I’ve been spending too much time online.
It’s sad, isn’t it?
I get up in the morning and check my email. And then I check it again. And then I check it again. I can’t even drink coffee anymore while I check my email because I had to buy a new laptop after a coffee spill a few years ago. I find 34 emails, maybe two from people I know. The Angela Thirkell group talks about the new audiobook version of Pomfret Towers; the Inimitable Boz is discussing Miss Mowcher, the dwarf in David Copperfield; and a department store sends a link to shop for TOMS slip-ons, which look very cute.
And somehow because of all the email, links, and newspaper articles, there’s never time to reread The Aeneid. And one of my goals for the year is to use some of my spare internet time for reading poetry.

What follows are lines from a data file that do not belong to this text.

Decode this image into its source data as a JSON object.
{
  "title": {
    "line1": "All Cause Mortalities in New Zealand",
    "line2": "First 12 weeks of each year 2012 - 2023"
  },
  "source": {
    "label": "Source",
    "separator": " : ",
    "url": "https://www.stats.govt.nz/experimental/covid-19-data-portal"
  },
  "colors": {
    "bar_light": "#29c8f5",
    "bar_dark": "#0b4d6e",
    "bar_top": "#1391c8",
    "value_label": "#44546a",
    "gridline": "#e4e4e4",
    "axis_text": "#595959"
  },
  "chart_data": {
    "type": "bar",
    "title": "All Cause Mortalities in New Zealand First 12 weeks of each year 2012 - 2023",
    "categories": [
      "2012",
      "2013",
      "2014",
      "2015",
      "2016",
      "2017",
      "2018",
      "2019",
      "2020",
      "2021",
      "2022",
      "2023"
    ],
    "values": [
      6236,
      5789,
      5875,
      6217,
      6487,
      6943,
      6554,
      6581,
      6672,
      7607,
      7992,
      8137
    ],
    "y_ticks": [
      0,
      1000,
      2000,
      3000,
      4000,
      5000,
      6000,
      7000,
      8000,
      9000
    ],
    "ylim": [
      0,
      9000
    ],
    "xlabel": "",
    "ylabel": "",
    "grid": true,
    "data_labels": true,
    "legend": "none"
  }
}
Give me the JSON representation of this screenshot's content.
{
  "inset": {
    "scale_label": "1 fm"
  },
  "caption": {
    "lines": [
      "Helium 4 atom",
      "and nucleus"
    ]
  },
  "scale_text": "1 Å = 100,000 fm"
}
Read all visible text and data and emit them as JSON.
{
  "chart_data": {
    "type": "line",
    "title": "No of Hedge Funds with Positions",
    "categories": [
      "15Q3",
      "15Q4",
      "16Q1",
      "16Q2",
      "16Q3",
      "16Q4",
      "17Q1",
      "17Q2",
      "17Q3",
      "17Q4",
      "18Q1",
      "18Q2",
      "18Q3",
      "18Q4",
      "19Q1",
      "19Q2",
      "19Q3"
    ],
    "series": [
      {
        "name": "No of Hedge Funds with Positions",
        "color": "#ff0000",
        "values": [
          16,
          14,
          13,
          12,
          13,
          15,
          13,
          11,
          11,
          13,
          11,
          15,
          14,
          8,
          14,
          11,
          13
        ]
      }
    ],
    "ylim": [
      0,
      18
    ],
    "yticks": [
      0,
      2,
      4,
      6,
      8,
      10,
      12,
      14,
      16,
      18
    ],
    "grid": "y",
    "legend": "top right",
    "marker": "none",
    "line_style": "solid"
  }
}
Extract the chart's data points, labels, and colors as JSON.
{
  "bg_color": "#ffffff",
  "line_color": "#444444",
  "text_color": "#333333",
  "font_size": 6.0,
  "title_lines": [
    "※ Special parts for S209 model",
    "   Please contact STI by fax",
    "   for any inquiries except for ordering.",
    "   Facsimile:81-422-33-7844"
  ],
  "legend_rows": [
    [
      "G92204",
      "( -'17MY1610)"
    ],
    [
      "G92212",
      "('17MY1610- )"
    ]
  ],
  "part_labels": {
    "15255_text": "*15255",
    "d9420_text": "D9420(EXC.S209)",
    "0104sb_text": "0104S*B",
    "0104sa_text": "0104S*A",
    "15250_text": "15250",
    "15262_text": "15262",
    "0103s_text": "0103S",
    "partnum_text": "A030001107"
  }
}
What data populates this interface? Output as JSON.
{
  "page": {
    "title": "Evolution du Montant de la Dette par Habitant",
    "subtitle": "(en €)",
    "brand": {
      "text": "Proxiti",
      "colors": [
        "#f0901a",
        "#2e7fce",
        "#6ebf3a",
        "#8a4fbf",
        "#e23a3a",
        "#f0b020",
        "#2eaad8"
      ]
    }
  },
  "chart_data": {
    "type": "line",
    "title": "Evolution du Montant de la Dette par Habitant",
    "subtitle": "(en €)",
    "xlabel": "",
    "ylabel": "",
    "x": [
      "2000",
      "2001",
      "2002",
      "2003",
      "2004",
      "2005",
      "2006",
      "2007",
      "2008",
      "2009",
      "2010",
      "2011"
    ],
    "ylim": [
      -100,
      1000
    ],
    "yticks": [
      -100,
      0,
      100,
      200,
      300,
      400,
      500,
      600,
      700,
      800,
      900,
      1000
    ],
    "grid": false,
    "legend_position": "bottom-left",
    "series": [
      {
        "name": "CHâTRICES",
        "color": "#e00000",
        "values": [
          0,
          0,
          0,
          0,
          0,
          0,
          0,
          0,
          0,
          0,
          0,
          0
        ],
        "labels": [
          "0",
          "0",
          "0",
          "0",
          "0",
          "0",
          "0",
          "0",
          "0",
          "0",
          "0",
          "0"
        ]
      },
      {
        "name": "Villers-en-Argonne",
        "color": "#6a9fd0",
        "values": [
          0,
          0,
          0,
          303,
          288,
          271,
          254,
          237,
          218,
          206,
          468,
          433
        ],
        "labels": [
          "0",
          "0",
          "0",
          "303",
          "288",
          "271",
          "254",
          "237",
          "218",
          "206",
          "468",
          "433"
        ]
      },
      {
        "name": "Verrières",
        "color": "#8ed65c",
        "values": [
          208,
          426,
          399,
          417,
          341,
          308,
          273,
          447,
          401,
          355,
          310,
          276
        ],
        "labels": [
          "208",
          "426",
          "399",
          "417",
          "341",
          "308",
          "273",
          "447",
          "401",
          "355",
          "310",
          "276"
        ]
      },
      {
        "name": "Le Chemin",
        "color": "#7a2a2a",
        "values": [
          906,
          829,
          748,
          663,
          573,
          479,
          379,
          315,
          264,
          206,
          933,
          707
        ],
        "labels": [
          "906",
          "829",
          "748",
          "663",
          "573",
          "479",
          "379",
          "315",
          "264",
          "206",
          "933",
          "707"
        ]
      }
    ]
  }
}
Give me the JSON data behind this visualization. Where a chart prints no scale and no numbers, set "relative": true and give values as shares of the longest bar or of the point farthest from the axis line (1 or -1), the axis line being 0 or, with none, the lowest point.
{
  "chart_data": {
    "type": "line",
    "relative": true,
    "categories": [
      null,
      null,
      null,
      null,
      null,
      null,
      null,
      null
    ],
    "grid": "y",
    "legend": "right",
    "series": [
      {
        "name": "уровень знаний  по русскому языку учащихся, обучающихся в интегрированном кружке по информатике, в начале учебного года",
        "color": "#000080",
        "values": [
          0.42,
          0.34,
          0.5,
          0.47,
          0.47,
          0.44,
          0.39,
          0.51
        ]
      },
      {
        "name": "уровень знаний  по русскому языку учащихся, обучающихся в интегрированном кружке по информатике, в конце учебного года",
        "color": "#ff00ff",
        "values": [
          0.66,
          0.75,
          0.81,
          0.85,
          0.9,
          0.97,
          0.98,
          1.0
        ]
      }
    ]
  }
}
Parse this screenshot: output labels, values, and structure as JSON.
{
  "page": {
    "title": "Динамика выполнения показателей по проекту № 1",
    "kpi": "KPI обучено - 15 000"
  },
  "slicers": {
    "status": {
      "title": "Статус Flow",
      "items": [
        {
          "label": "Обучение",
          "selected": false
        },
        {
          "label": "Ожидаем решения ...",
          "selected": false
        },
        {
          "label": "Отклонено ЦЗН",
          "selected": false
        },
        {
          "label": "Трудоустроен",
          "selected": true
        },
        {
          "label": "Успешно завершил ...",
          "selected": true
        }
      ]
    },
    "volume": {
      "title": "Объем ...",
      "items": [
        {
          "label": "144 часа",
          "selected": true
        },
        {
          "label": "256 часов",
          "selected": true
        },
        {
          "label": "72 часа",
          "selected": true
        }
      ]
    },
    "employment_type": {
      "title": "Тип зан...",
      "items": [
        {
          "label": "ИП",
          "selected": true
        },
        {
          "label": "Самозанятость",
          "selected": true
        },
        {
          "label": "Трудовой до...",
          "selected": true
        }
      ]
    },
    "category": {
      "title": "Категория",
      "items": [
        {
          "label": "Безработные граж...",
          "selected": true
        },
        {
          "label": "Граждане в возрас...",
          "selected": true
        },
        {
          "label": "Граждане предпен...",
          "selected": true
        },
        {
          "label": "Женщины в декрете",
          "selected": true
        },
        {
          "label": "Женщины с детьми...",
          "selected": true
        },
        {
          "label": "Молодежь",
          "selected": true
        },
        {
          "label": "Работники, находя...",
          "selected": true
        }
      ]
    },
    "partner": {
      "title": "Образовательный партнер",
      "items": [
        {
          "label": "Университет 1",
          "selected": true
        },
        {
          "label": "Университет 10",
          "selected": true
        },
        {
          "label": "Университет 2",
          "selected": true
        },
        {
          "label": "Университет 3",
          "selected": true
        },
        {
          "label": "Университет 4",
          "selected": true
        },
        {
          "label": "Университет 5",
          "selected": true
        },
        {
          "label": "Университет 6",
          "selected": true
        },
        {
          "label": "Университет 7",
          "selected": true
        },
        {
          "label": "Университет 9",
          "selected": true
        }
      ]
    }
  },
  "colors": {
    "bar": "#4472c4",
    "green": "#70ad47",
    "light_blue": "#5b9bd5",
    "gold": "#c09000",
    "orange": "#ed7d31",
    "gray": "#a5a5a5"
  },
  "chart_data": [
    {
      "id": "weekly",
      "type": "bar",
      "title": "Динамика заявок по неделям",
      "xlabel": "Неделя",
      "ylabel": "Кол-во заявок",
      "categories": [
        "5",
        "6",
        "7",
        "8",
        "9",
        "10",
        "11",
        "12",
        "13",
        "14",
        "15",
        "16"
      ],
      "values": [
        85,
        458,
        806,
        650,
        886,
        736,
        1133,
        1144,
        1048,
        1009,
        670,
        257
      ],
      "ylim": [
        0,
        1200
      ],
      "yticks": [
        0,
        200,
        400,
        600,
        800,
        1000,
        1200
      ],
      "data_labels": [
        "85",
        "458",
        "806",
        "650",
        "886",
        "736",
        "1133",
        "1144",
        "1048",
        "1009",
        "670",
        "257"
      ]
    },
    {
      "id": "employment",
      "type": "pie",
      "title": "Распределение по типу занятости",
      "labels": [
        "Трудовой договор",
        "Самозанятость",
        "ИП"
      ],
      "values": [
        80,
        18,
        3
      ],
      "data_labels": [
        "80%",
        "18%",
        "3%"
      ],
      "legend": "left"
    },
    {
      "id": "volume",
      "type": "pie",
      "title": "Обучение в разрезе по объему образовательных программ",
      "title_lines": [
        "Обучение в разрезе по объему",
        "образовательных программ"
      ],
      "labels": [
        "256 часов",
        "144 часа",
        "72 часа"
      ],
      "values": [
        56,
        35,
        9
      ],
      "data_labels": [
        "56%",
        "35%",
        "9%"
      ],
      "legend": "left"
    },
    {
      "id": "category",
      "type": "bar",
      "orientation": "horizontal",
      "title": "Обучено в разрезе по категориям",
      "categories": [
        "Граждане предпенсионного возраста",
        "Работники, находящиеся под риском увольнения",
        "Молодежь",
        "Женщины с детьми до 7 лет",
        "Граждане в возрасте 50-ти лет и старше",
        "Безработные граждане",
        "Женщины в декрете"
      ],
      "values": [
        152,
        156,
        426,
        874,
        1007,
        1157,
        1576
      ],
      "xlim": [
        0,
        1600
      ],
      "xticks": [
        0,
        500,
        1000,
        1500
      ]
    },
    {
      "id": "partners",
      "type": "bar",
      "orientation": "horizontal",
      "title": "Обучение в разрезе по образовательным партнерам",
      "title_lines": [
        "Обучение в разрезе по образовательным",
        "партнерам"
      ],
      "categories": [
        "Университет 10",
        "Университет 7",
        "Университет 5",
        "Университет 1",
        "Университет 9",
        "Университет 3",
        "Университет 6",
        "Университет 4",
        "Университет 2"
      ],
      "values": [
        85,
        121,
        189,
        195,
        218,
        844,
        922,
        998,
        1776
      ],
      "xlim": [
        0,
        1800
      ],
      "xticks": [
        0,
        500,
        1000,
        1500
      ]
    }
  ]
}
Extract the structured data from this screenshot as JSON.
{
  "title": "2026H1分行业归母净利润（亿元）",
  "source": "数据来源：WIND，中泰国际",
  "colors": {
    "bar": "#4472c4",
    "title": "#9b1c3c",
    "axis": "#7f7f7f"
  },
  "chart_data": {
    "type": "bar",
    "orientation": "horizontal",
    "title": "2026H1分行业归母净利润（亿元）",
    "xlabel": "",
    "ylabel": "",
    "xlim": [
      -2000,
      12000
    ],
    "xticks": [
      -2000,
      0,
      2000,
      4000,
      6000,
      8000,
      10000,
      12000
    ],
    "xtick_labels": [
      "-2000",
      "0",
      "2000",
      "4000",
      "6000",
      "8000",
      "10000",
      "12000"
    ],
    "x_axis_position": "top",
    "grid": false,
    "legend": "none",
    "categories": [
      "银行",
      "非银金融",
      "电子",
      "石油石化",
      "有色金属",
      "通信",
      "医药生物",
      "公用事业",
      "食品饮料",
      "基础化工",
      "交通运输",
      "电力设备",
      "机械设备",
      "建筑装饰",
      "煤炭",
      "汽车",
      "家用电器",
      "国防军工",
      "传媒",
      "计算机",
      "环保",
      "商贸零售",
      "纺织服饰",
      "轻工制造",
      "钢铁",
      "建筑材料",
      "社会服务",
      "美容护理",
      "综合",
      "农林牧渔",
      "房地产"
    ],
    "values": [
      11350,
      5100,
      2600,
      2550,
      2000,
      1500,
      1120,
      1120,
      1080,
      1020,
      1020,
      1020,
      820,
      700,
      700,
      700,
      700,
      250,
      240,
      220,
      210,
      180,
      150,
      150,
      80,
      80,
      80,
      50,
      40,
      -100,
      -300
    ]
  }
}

Virgil’s Aeneid is one of the most stunning and confounding poems in any language. I read it as an anti-war epic; some less Latinate souls believe it is pro-war. In the first book, Aeneas, the son of Venus and the Trojan Anchises, and a refugee of Troy whose mission is to found Rome, says he would rather be dead. The gods are against him. Juno has cajoled Aeolus, the god of winds, to free the winds and wreck Aeneas’s ships–yet again. (It’s complicated; you’ll have to read it). Some readers think Aeneas is a coward, and that Achilles in Homer’s Iliad and Odyssey, on which the Aeneid is based, is bolder and more inspiring.
That’s as may be, but who are we? We are Aeneas (or would be if we were men), not Achilles.
It is difficult to translate Latin into English, because Latin is highly inflected–word endings change to show meaning–and the structure of English depends on word order. Of the translations, I recommend Robert Fagles’ and Robert Fitzgerald’s. But I’ve never read a really BAD translation of The Aeneid.
I know the poem well; I have read it several times in Latin. I taught Virgil as a “Visiting Lecturer” (!!!) and then at a high school for a few years. I attempted to help my adult ed Latin students translate a few passages from Virgil, because they would never progress to the point of reading him on their own.
So, for the next 12 days, I will read one book a day of The Aeneid, or at least part of a book a day, instead of checking my email a dozen times a day.
Maybe I’ll even memorize a few more lines.
It’s better than investing in that program that keeps you off the internet for a few hours for money, don’t you think?
Fascinating!
Heheh. I’ve always felt a bit smug about those programs. But I should probably calculate just how much time I spend online myself in a given week before I settle into that smugness! * grin *
I don’t understand those programs, either. I just limit myself if I get carried away.
I too have to invent a new modus vivendi. I have limited my time online a lot, but still I’m here a lot. I can’t get myself to switch from listservs to blogs which might help.
Ellen
Your listservs are great. On some of my other listservs (not yours) there are very few messages now. I do love blogs, but it’s hard to get around to all of them.